聖路加看護大学(現・聖路加国際大学)卒業後、都内の病院、長野県内の病院で助産師、看護師として勤務。聖路加看護大学大学院修士課程修了後、長野県内の病院勤務を経て、2015年より現職。
私は現在、学部2年生に母性看護学概論で「DV・児童虐待」を、学部3年生に母性看護援助論を通して、妊娠・分娩・産褥/新生児について授業を行っています。学生から「母性看護の授業で、DVや児童虐待について学ぶということは意外だった」という感想をもらうことがあります。しかしDVや児童虐待が、望まない妊娠や産後うつ、ボンディング障害など、母子に及ぼす影響を考えるとDVや児童虐待を母性看護のなかで学習するということは、私のなかではごく当然のこととしてとらえていたので、学生からこのような感想をもらうことの方が意外でした。
私が最初にDVや児童虐待に関して関心を持ったのは14歳頃でした。これは私が14歳頃にDVや児童虐待のニュースが新聞やテレビで盛んに報道されていたことに起因すると思います。私はそれらの報道を目にするたびに胸が締め付けられ、とてもつらい気持ちになりました。当時は被害を受けられた方の気持ちに自分の気持ちが若干同調していたのだと思います。現在の仕事の中核である母性看護や助産について関心を持ったのは、自分の将来を考えるようになった高校生の頃です。高校生の頃にもDVや児童虐待に関して関心を持っていたことは変わらなかったのですが、母性看護や助産に強く心惹かれ、その結果、助産師になるという進路を選びました。その後、助産師になるための勉強をしている時に、助産師が行うDV被害に遭われた方の支援について学習する機会がありました。気持ちに同調し、「つらい」と感じるだけだった私が、「専門職者として被害に遭われた方の力になることができる(かもしれない)!」と気づきました。この時には助産師という仕事を選んで本当に良かったと感じたことを覚えています。ですが学べば学ぶほど、問題は根深く、難しいことであることに気づかされました。また、臨床で助産師として勤務していた時に対応した方々に、最善の支援ができたのか、もっとできたことがあったのではないかと今でも自問します。現在は少しでも前に進むために特定非営利活動法人 女性の安全と健康のための支援教育センターが行っている研修会に参加しています。
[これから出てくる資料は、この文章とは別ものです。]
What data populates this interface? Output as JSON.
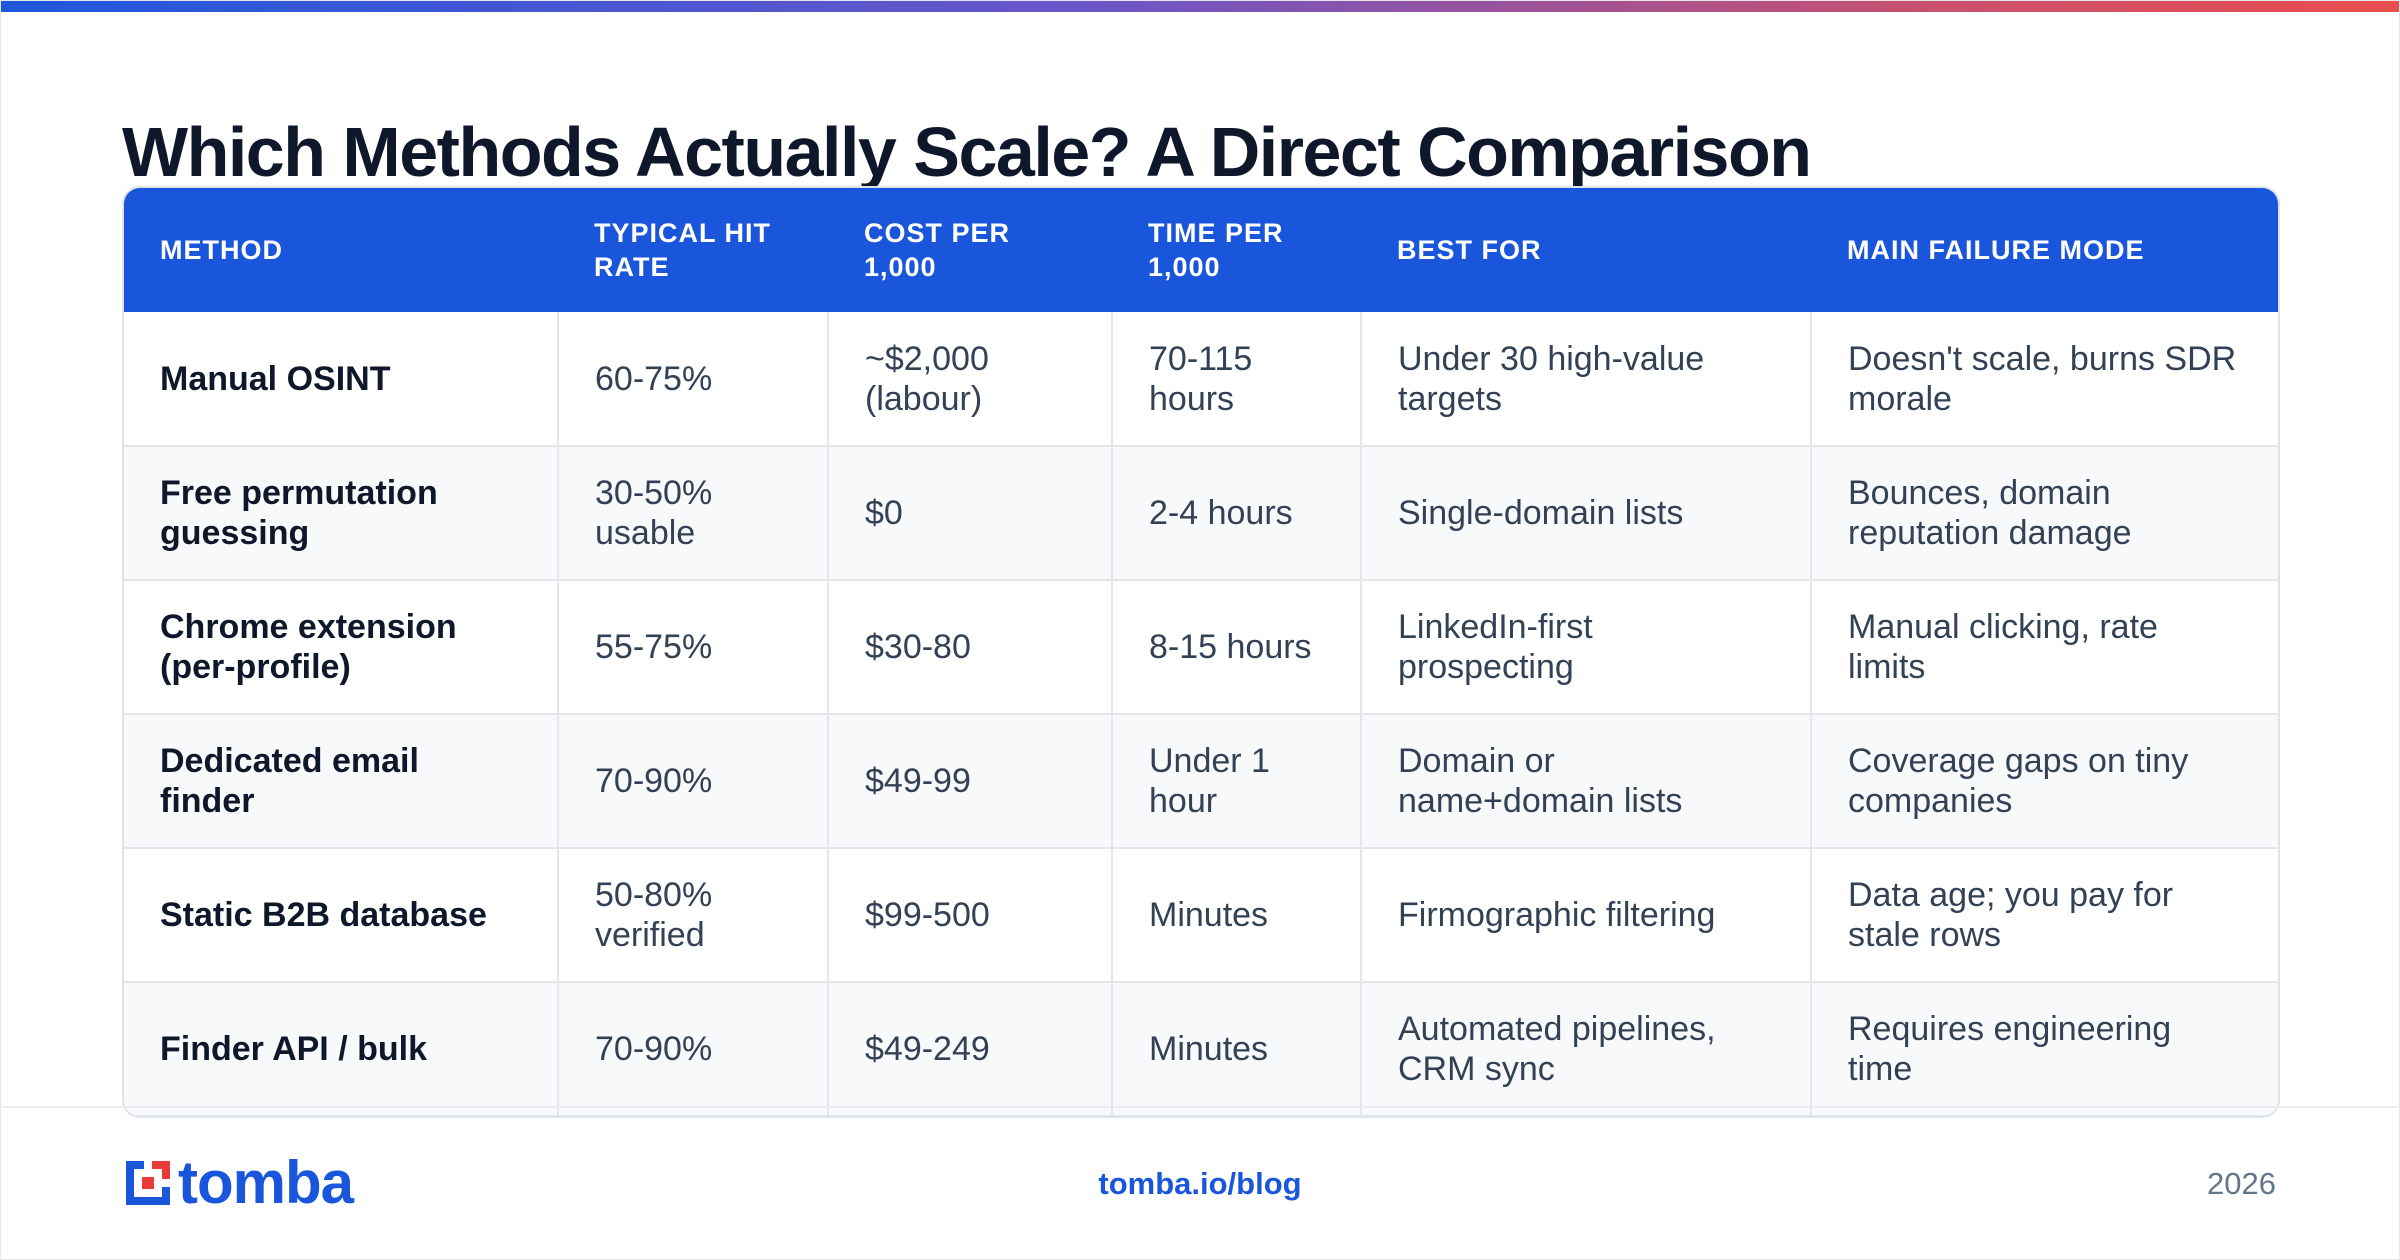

現在、大学の教員となり、DVの被害に遭われた方々のごく間近でケアをすることはなくなりました。ですが学生に、授業を通してDVについてや被害に遭われた方々への支援を伝えることで、このことに取り組もうと思える仲間を増やしたいと思っています。そのことが被害に遭われた方々への間接的な支援となると考えています。また一方で、DVの問題に研究を通して取り組もうとすると、事の重大さに尻ごみをしてしまい、なかなか前に進まないことも事実です。ですが、もうずっとDV被害に遭われた方々に対して「なにか力になれることはないか」と思い続けてきたので、本腰を入れて取り組もうと思っています。